Once a Refugee: Lansing Executive’s Family Loves Lansing
When 15-year-old Narine Manukova and her mother Evelina arrived in Lansing in 1992, St. Vincent Catholic Charities (STVCC) was there to greet them at the airport.
They had fled a very middle-class lifestyle four years earlier when Azerbaijan descended into an ethnic war, escaping to Russia to live with family. They left everything behind, including the documents needed to build a new life.
From these humble beginnings, Narine is now a communications executive deeply involved in the Lansing community, a mother to two teen-aged daughters and a wonderful example of how STVCC’s refugee resettlement efforts make a lasting impact in the fabric of the community.
While living with family in Russia, Narine and Evelina became Armenian refugees, enduring nearly two years of intensive background checks, four medical exams and in-person interviews to be deemed safe to enter the United States.
“In Russia, without a stamp in your passport, you can’t work or own a home, or really anything,” Narine explained. “We had absolutely nothing. If we hadn’t had our family, I don’t know how we would have survived.”
The U.S. refugee program provided a loan to obtain documents needed to be approved as refugees and to buy plane tickets once they cleared the intensive vetting. As they do for all incoming refugees, STVCC set up a small apartment furnished with donated furniture and basic household items.
“We were just incredibly thankful to have all these things, to know that people were willing to share these things with us,” Narine said.
A Welcoming Community
They found a very welcoming community. Along with language classes and a variety of other supportive services, STVCC also lined up several job options for both mother and daughter. Her mother began cleaning bathrooms at the YMCA. Narine started as a freshman at Holt High School and began working part-time at the Delta Township library, which required two bus rides after school each day.

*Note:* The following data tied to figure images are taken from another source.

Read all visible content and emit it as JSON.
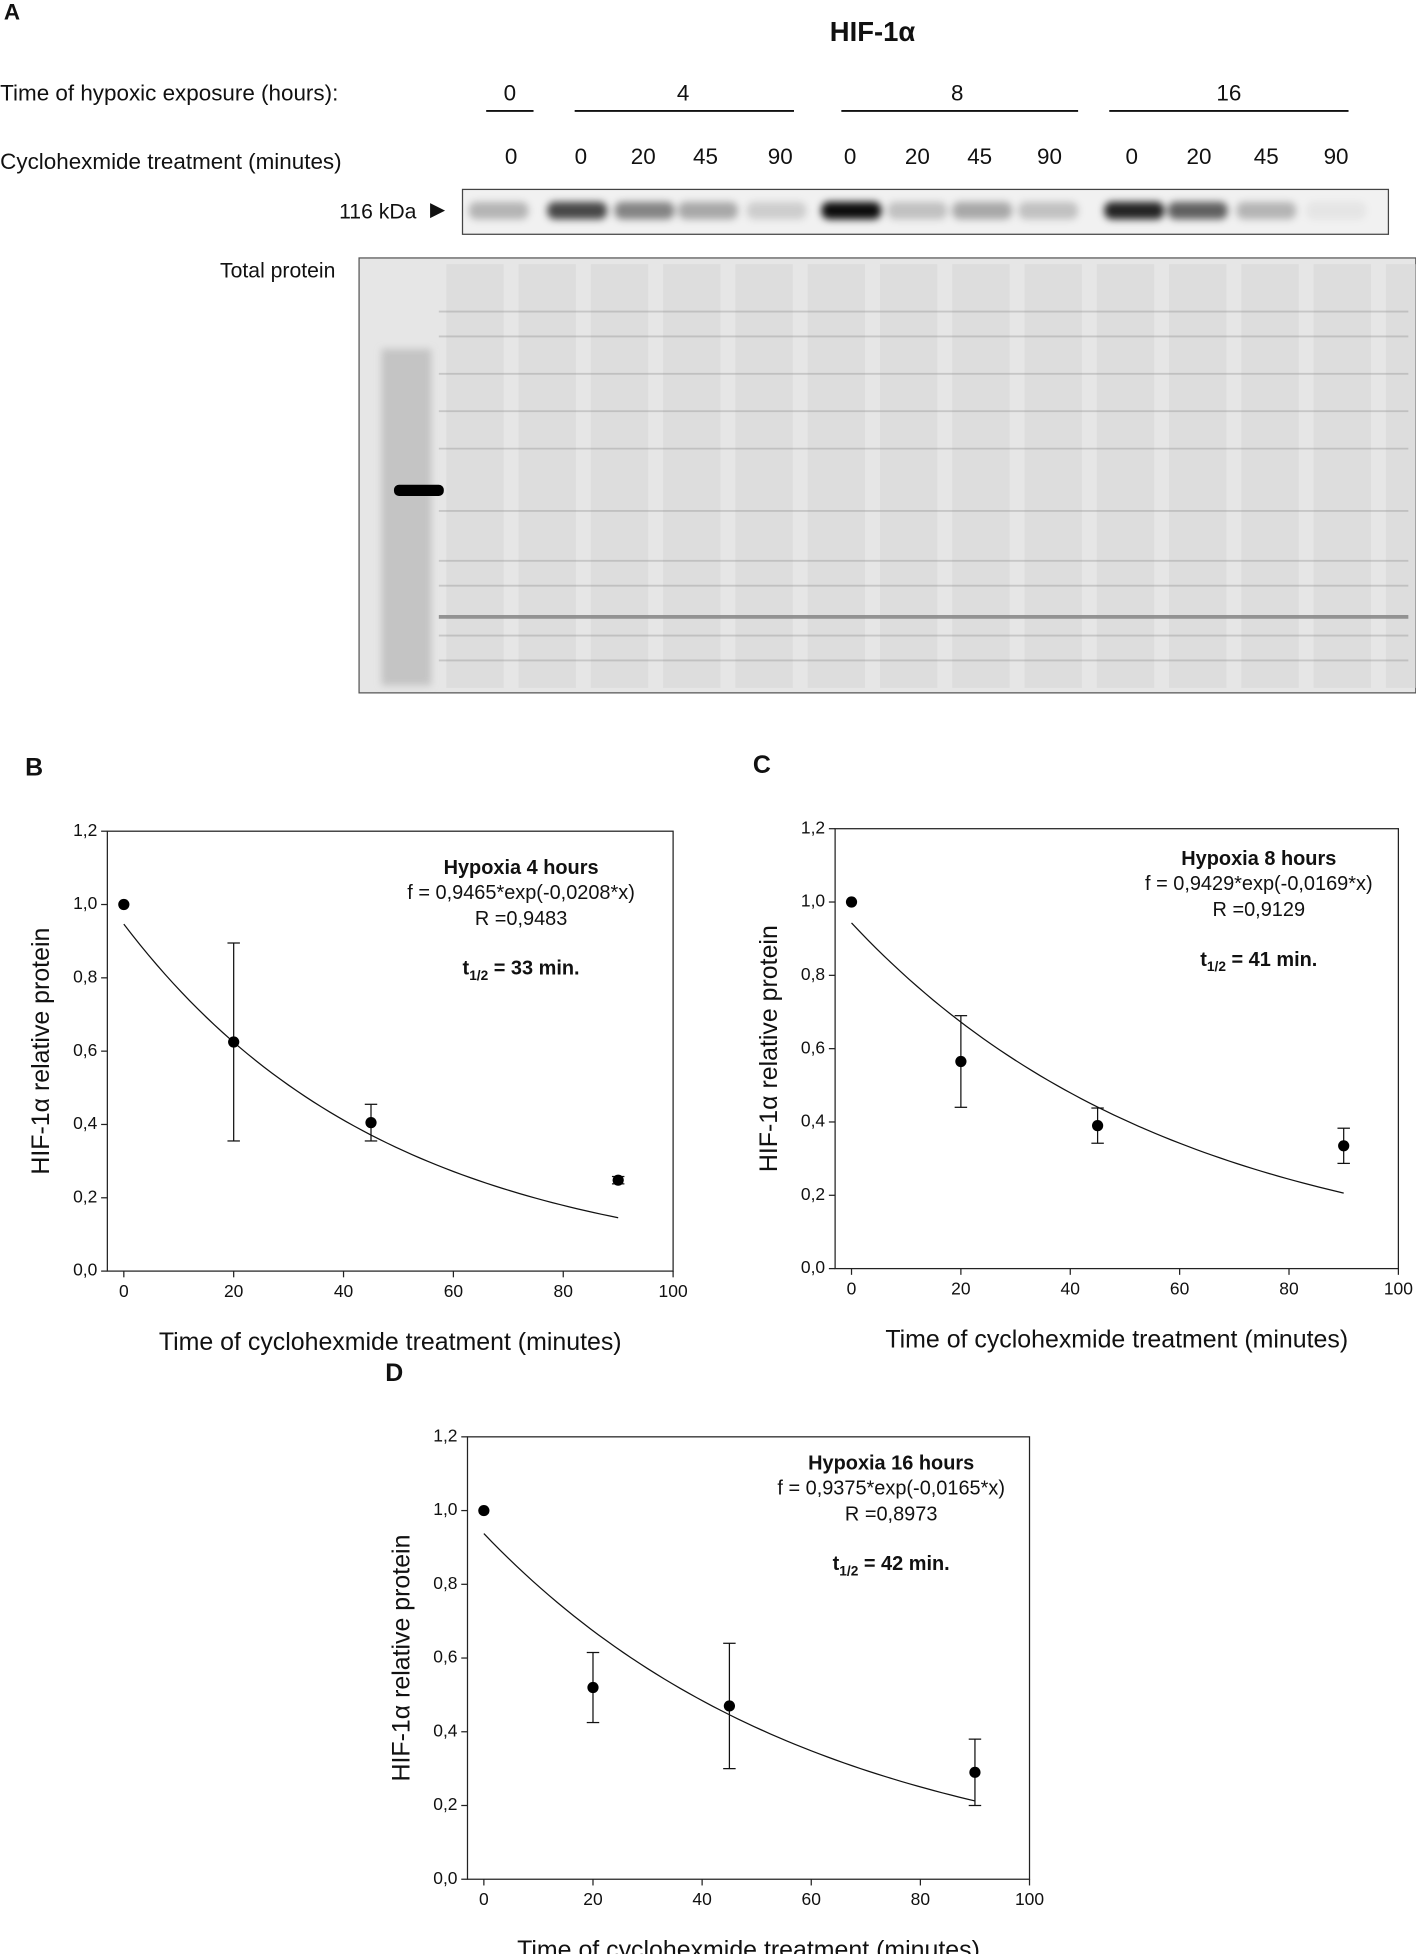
{
  "panel_a": {
    "label": "A",
    "title": "HIF-1α",
    "time_label": "Time of hypoxic exposure (hours):",
    "time_groups": [
      "0",
      "4",
      "8",
      "16"
    ],
    "chx_label": "Cyclohexmide treatment (minutes)",
    "chx_times": [
      "0",
      "0",
      "20",
      "45",
      "90",
      "0",
      "20",
      "45",
      "90",
      "0",
      "20",
      "45",
      "90"
    ],
    "marker": "116 kDa",
    "total_label": "Total protein"
  },
  "chart_data": [
    {
      "type": "scatter",
      "panel": "B",
      "xlabel": "Time of cyclohexmide treatment (minutes)",
      "ylabel": "HIF-1α relative protein",
      "xlim": [
        -3,
        100
      ],
      "ylim": [
        0,
        1.2
      ],
      "xticks": [
        0,
        20,
        40,
        60,
        80,
        100
      ],
      "yticks": [
        {
          "value": 0,
          "label": "0,0"
        },
        {
          "value": 0.2,
          "label": "0,2"
        },
        {
          "value": 0.4,
          "label": "0,4"
        },
        {
          "value": 0.6,
          "label": "0,6"
        },
        {
          "value": 0.8,
          "label": "0,8"
        },
        {
          "value": 1.0,
          "label": "1,0"
        },
        {
          "value": 1.2,
          "label": "1,2"
        }
      ],
      "x": [
        0,
        20,
        45,
        90
      ],
      "values": [
        1.0,
        0.625,
        0.405,
        0.248
      ],
      "errors": [
        null,
        0.27,
        0.05,
        0.01
      ],
      "color": "#000000",
      "fit": {
        "equation": "f = 0,9465*exp(-0,0208*x)",
        "a": 0.9465,
        "b": -0.0208
      },
      "annotation": {
        "title": "Hypoxia 4 hours",
        "r": "R =0,9483",
        "t_symbol": "t",
        "t_sub": "1/2",
        "t_text": " = 33 min."
      }
    },
    {
      "type": "scatter",
      "panel": "C",
      "xlabel": "Time of cyclohexmide treatment (minutes)",
      "ylabel": "HIF-1α relative protein",
      "xlim": [
        -3,
        100
      ],
      "ylim": [
        0,
        1.2
      ],
      "xticks": [
        0,
        20,
        40,
        60,
        80,
        100
      ],
      "yticks": [
        {
          "value": 0,
          "label": "0,0"
        },
        {
          "value": 0.2,
          "label": "0,2"
        },
        {
          "value": 0.4,
          "label": "0,4"
        },
        {
          "value": 0.6,
          "label": "0,6"
        },
        {
          "value": 0.8,
          "label": "0,8"
        },
        {
          "value": 1.0,
          "label": "1,0"
        },
        {
          "value": 1.2,
          "label": "1,2"
        }
      ],
      "x": [
        0,
        20,
        45,
        90
      ],
      "values": [
        1.0,
        0.565,
        0.39,
        0.335
      ],
      "errors": [
        null,
        0.125,
        0.048,
        0.048
      ],
      "color": "#000000",
      "fit": {
        "equation": "f = 0,9429*exp(-0,0169*x)",
        "a": 0.9429,
        "b": -0.0169
      },
      "annotation": {
        "title": "Hypoxia 8 hours",
        "r": "R =0,9129",
        "t_symbol": "t",
        "t_sub": "1/2",
        "t_text": " = 41 min."
      }
    },
    {
      "type": "scatter",
      "panel": "D",
      "xlabel": "Time of cyclohexmide treatment (minutes)",
      "ylabel": "HIF-1α relative protein",
      "xlim": [
        -3,
        100
      ],
      "ylim": [
        0,
        1.2
      ],
      "xticks": [
        0,
        20,
        40,
        60,
        80,
        100
      ],
      "yticks": [
        {
          "value": 0,
          "label": "0,0"
        },
        {
          "value": 0.2,
          "label": "0,2"
        },
        {
          "value": 0.4,
          "label": "0,4"
        },
        {
          "value": 0.6,
          "label": "0,6"
        },
        {
          "value": 0.8,
          "label": "0,8"
        },
        {
          "value": 1.0,
          "label": "1,0"
        },
        {
          "value": 1.2,
          "label": "1,2"
        }
      ],
      "x": [
        0,
        20,
        45,
        90
      ],
      "values": [
        1.0,
        0.52,
        0.47,
        0.29
      ],
      "errors": [
        null,
        0.095,
        0.17,
        0.09
      ],
      "color": "#000000",
      "fit": {
        "equation": "f = 0,9375*exp(-0,0165*x)",
        "a": 0.9375,
        "b": -0.0165
      },
      "annotation": {
        "title": "Hypoxia 16 hours",
        "r": "R =0,8973",
        "t_symbol": "t",
        "t_sub": "1/2",
        "t_text": " = 42 min."
      }
    }
  ]
}
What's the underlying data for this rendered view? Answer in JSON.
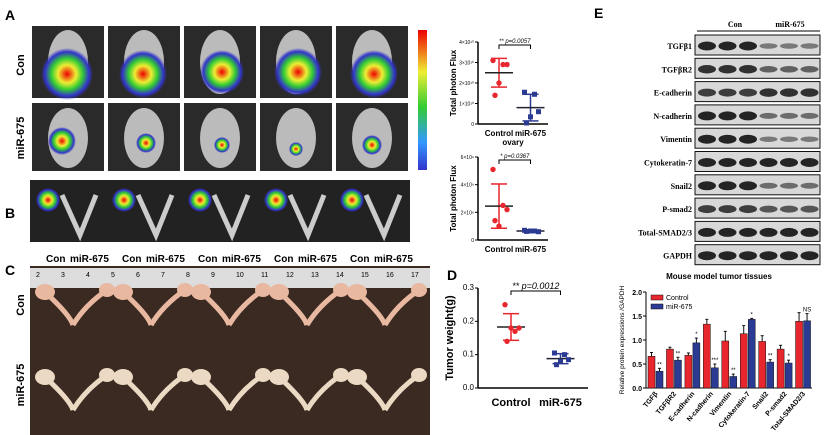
{
  "panels": {
    "a": "A",
    "b": "B",
    "c": "C",
    "d": "D",
    "e": "E"
  },
  "groups": {
    "con": "Con",
    "mir": "miR-675",
    "control": "Control"
  },
  "colors": {
    "control": "#e8262d",
    "mir": "#2b3b93"
  },
  "panel_c_ruler": [
    "2",
    "3",
    "4",
    "5",
    "6",
    "7",
    "8",
    "9",
    "10",
    "11",
    "12",
    "13",
    "14",
    "15",
    "16",
    "17"
  ],
  "chart_data": [
    {
      "type": "scatter",
      "panel": "A",
      "ylabel": "Total photon Flux",
      "categories": [
        "Control",
        "miR-675"
      ],
      "yticks": [
        "0",
        "1×10¹⁰",
        "2×10¹⁰",
        "3×10¹⁰",
        "4×10¹⁰"
      ],
      "ylim": [
        0,
        4
      ],
      "series": [
        {
          "name": "Control",
          "values": [
            3.1,
            2.9,
            2.9,
            2.0,
            1.4
          ],
          "mean": 2.5,
          "sd": 0.7
        },
        {
          "name": "miR-675",
          "values": [
            1.55,
            1.45,
            0.6,
            0.35,
            0.05
          ],
          "mean": 0.8,
          "sd": 0.65
        }
      ],
      "annotation": "** p=0.0057"
    },
    {
      "type": "scatter",
      "panel": "A",
      "title": "ovary",
      "ylabel": "Total photon Flux",
      "categories": [
        "Control",
        "miR-675"
      ],
      "yticks": [
        "0",
        "2×10⁹",
        "4×10⁹",
        "6×10⁹"
      ],
      "ylim": [
        0,
        6
      ],
      "series": [
        {
          "name": "Control",
          "values": [
            5.1,
            2.5,
            2.2,
            1.0,
            1.4
          ],
          "mean": 2.45,
          "sd": 1.6
        },
        {
          "name": "miR-675",
          "values": [
            0.7,
            0.65,
            0.6,
            0.65,
            0.62
          ],
          "mean": 0.65,
          "sd": 0.05
        }
      ],
      "annotation": "* p=0.0367"
    },
    {
      "type": "scatter",
      "panel": "D",
      "ylabel": "Tumor weight(g)",
      "categories": [
        "Control",
        "miR-675"
      ],
      "yticks": [
        "0.0",
        "0.1",
        "0.2",
        "0.3"
      ],
      "ylim": [
        0,
        0.3
      ],
      "series": [
        {
          "name": "Control",
          "values": [
            0.25,
            0.17,
            0.18,
            0.18,
            0.14
          ],
          "mean": 0.183,
          "sd": 0.04
        },
        {
          "name": "miR-675",
          "values": [
            0.105,
            0.1,
            0.085,
            0.08,
            0.07
          ],
          "mean": 0.088,
          "sd": 0.015
        }
      ],
      "annotation": "** p=0.0012"
    },
    {
      "type": "bar",
      "panel": "E",
      "title": "Mouse model tumor tissues",
      "ylabel": "Relative protein expressions /GAPDH",
      "categories": [
        "TGFβ",
        "TGFβR2",
        "E-cadherin",
        "N-cadherin",
        "Vimentin",
        "Cytokeratin-7",
        "Snail2",
        "P-smad2",
        "Total-SMAD2/3"
      ],
      "yticks": [
        "0.0",
        "0.5",
        "1.0",
        "1.5",
        "2.0"
      ],
      "ylim": [
        0,
        2
      ],
      "legend": "top-left",
      "series": [
        {
          "name": "Control",
          "values": [
            0.66,
            0.81,
            0.68,
            1.33,
            0.98,
            1.13,
            0.97,
            0.81,
            1.39
          ],
          "errors": [
            0.08,
            0.04,
            0.05,
            0.1,
            0.2,
            0.17,
            0.12,
            0.08,
            0.18
          ]
        },
        {
          "name": "miR-675",
          "values": [
            0.35,
            0.58,
            0.94,
            0.42,
            0.24,
            1.43,
            0.54,
            0.52,
            1.4
          ],
          "errors": [
            0.06,
            0.06,
            0.1,
            0.08,
            0.05,
            0.02,
            0.05,
            0.06,
            0.15
          ]
        }
      ],
      "significance": [
        "**",
        "**",
        "*",
        "***",
        "**",
        "*",
        "**",
        "*",
        "NS"
      ]
    }
  ],
  "western_blot": {
    "header": [
      "Con",
      "miR-675"
    ],
    "rows": [
      "TGFβ1",
      "TGFβR2",
      "E-cadherin",
      "N-cadherin",
      "Vimentin",
      "Cytokeratin-7",
      "Snail2",
      "P-smad2",
      "Total-SMAD2/3",
      "GAPDH"
    ]
  }
}
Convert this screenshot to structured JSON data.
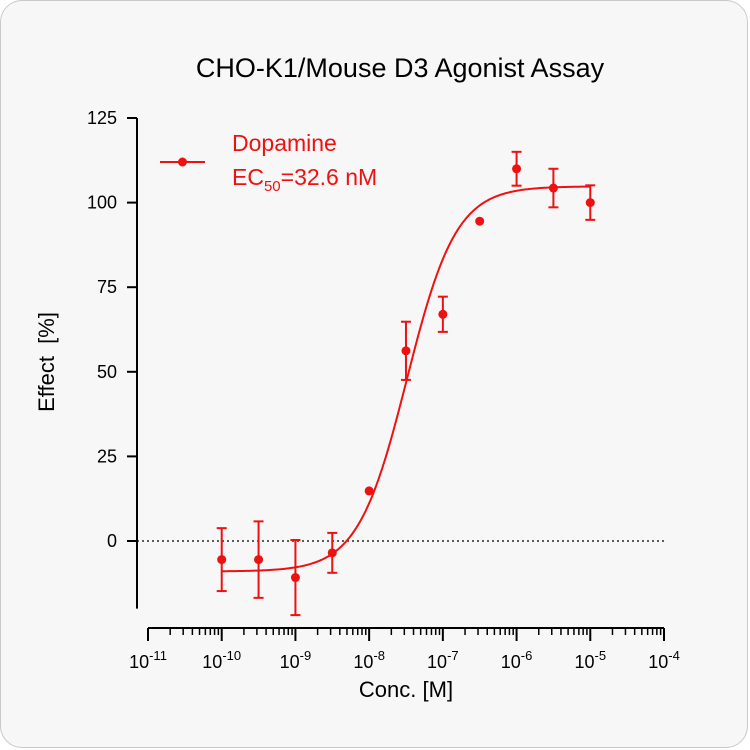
{
  "chart_data": {
    "type": "scatter",
    "title": "CHO-K1/Mouse D3 Agonist Assay",
    "xlabel": "Conc. [M]",
    "ylabel": "Effect  [%]",
    "x_scale": "log10",
    "xlim": [
      1e-11,
      0.0001
    ],
    "ylim": [
      -20,
      125
    ],
    "x_ticks": [
      {
        "base": "10",
        "exp": "-11"
      },
      {
        "base": "10",
        "exp": "-10"
      },
      {
        "base": "10",
        "exp": "-9"
      },
      {
        "base": "10",
        "exp": "-8"
      },
      {
        "base": "10",
        "exp": "-7"
      },
      {
        "base": "10",
        "exp": "-6"
      },
      {
        "base": "10",
        "exp": "-5"
      },
      {
        "base": "10",
        "exp": "-4"
      }
    ],
    "y_ticks": [
      "125",
      "100",
      "75",
      "50",
      "25",
      "0"
    ],
    "reference_line": {
      "y": 0,
      "style": "dotted"
    },
    "color": "#ee1111",
    "series": [
      {
        "name": "Dopamine",
        "points": [
          {
            "x": 1e-10,
            "y": -5.5,
            "err": 9.3
          },
          {
            "x": 3.16e-10,
            "y": -5.5,
            "err": 11.3
          },
          {
            "x": 1e-09,
            "y": -10.8,
            "err": 11.1
          },
          {
            "x": 3.16e-09,
            "y": -3.5,
            "err": 5.9
          },
          {
            "x": 1e-08,
            "y": 14.8,
            "err": 0
          },
          {
            "x": 3.16e-08,
            "y": 56.2,
            "err": 8.6
          },
          {
            "x": 1e-07,
            "y": 67.0,
            "err": 5.2
          },
          {
            "x": 3.16e-07,
            "y": 94.5,
            "err": 0
          },
          {
            "x": 1e-06,
            "y": 110.0,
            "err": 5.0
          },
          {
            "x": 3.16e-06,
            "y": 104.3,
            "err": 5.7
          },
          {
            "x": 1e-05,
            "y": 100.0,
            "err": 5.1
          }
        ],
        "fit": {
          "model": "four-parameter logistic",
          "bottom": -9,
          "top": 104.8,
          "ec50": 3.26e-08,
          "hill": 1.3
        }
      }
    ],
    "legend": {
      "position": "top-left",
      "name": "Dopamine",
      "ec_prefix": "EC",
      "ec_sub": "50",
      "ec_value": "=32.6 nM"
    },
    "grid": false
  }
}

“We were so incredibly blessed,” Narine remembers, “We never experienced any negativity, and people were really very welcoming.”
Those early years were filled with a lot of hard work – and an overwhelming desire to use the opportunity to restore a way of life they lost in the war.
The transition was initially difficult because Narine spoke only a few English phrases, including the very formal greeting “How do you do?” Music became how she mastered the language, using the melody to pick up the language more quickly.
They didn’t have a car and relied on public transportation to get to work and school. But they both worked hard to be able to repay the loan as required by the refugee program.
The “biggest break in our lives” came when Cherry Hamrick, a head librarian at the Haslett library, offered her mother a job as a page and then an assistant librarian. Evelina who has a master’s degree in library science, worked as a head librarian in Azerbaijan.
Building a New Life
Narine soon launched her own career, graduating from high school, completing a degree in international relations from Michigan State University’s James Madison College in three and a half years while working full time as a legislative assistant.
She’s been with Kolt Communications since graduating from college and is now director of advertising and marketing, handling ad placement, public relations, special events and grant writing. The firm has given her the flexibility she needed to earn her master’s degree in public administration from Central Michigan University and take maternity leave when her babies were born.
Today, she, her husband Charle, their two daughters, Emma, 16 and Stella, 11, along with her mother, live together in their own home.
“We try to be role models,” Narine explained. “We try to volunteer. We try to be good citizens.”
Narine says her life reflects the journey of many refugees who come to Lansing eager to rebuild a new life for their families.
“This really is a country of opportunity where anyone who wants to work hard can succeed,” she explained.